I don't think it's indicative of a design fault, early life is when part failures are most common, I guess they just give them a functional test without any burn-in to keep the costs down, that's what I would do.





post #9 of 65
The usb fault has been documented, and they have suggested that it is possibly related to a weak power supply. Try swapping it out with something else?
post #10 of 65
Thread Starter 

Thanks for that. After reading what you wrote I googled for the problem (I was convinced previously there was a hardware fault) and I see that PSU issues can cause problems like this. It's a new 1A power supply, but I guess it could be at fault, I'll try and find another one or maybe build a regulated one that I'll have confidence in, I've got a few things I could steal an A socket off.



post #11 of 65

How's it going? Getting it to work well yet?

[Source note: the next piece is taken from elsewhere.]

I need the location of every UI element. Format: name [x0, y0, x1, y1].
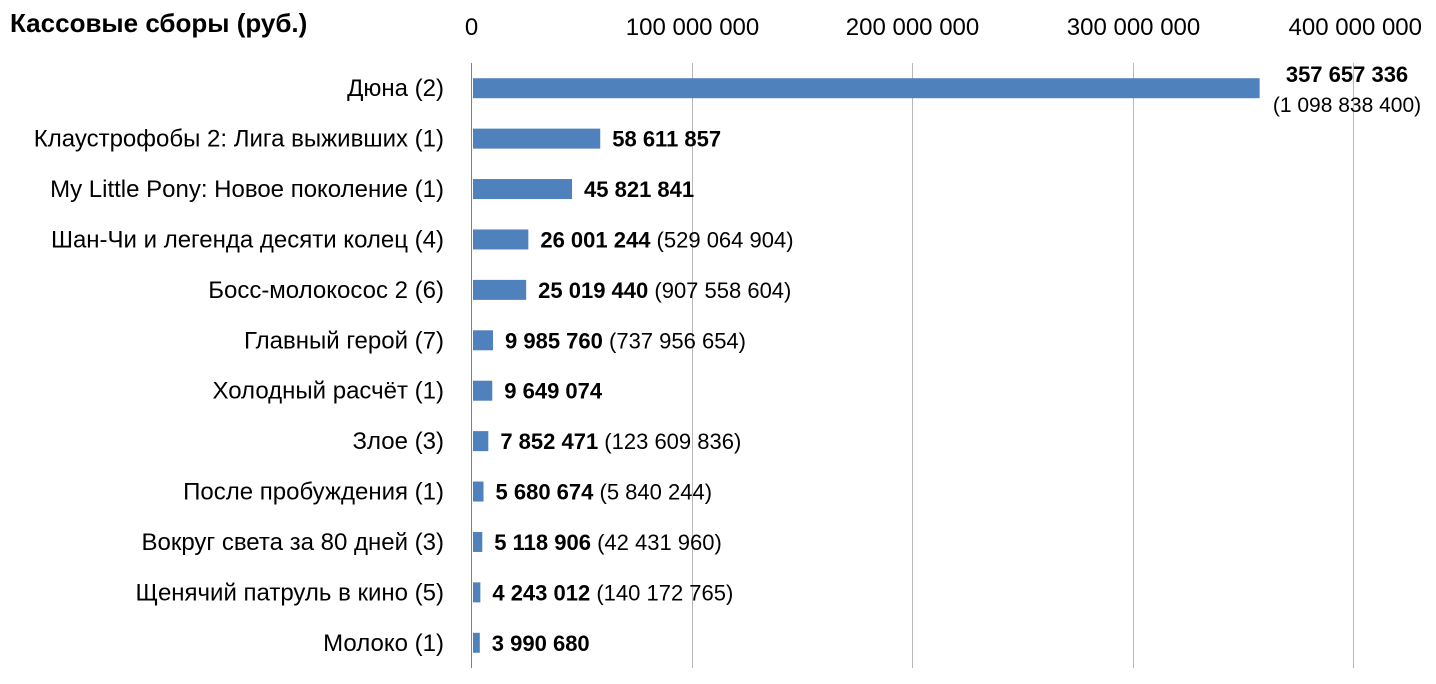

(Because they moved my ship date back a week AGAIN!)

Edited by ujamerstand - 7/5/12 at 8:47am
post #12 of 65



This is my first post on Head-Fi - here goes ...


My Raspberry Pi turned up a couple of days ago, and I also  have PSU problems. So far I've tried 3 x different PSUs and with each one, I see problems varying between constant reboots/USB freezing/network interface dropping out. From reading various forums, it seems that there's no voltage regulator on the Pi, so it's a little bit picky in terms of which USB PSUs will work.


There is a list of verified RPi hardware (including PSUs) here


Based on that list, I've just ordered this 2A PSU from Amazon UK for £4.99, which I'm hoping will do the trick:


Once I get it working, I'm planning(/hoping) to run it headless, plug it into my E-Dac and run Squeezeslave to use it to stream audio from my Linux box that's running Logitech Squeezeserver.

Edited by Threeek - 7/5/12 at 9:20am
post #13 of 65
Thread Starter 

I'm having difficulty making up my mind whether it's working OK or not. I think the problem I was having getting it to boot was PSU related, because I had the mouse and keyboard plugged into the regular USB ports on the board, and when I put the powered USB hub into the system it would boot again, but I'm having problems with the mouse becoming unresponsive. It doesn't stop altogether, just moves so slow that it's almost useless, I keep on overshooting the buttons and I have to click multiple times. Then the Ethernet seems slow too, pages take forever to load.


I've (just) ordered one of those 'CostMad' 2A jobs from Amazon, should get here Saturday, maybe Monday. I might get impatient and build one.


I bought a second SD card to try a different distro.


Does anybody know of a comprehensive set of instructions on how to make a USB DAC work under a virgin install of Debian (or any other distro)?



post #14 of 65

which chip? You'll have to load the right ALSA device driver. I remember that TI's pcm2702 usb dac works right out of the box.


Also, I'd simply go headless on the thing. If you really need to, xtunnel to the thing via ssh.

Edited by ujamerstand - 7/5/12 at 12:25pm
post #15 of 65

Agree about going headless and connecting over ssh being the way forward. This is how I plan to use it once I have the power/network stabilised.


I've read that it's easy to configure how much memory is assigned to graphics duties, and how much is available as system memory. As there's only 256GB overall, even with the lightweight windowing system, I'm inclined to use as much memory as possible for the system and go headless. I'd rather avoid paging to an SD card swap partition and burning up the write cycles.


I'm hoping that PSU does the trick for you - I'll report back when I get a chance to try mine out. If you look in the system log you'll see the network interface going up and down, and something like "failed to read register on eth0". This seems to be symptomatic of a lack of power.


There's a reasonable chance that the DAC will get auto-detected and the right kernel driver subsequently gets loaded - you need to then set it as the default sound device. I know it's not identical, but on Ubuntu my DAC just worked, so fingers crossed.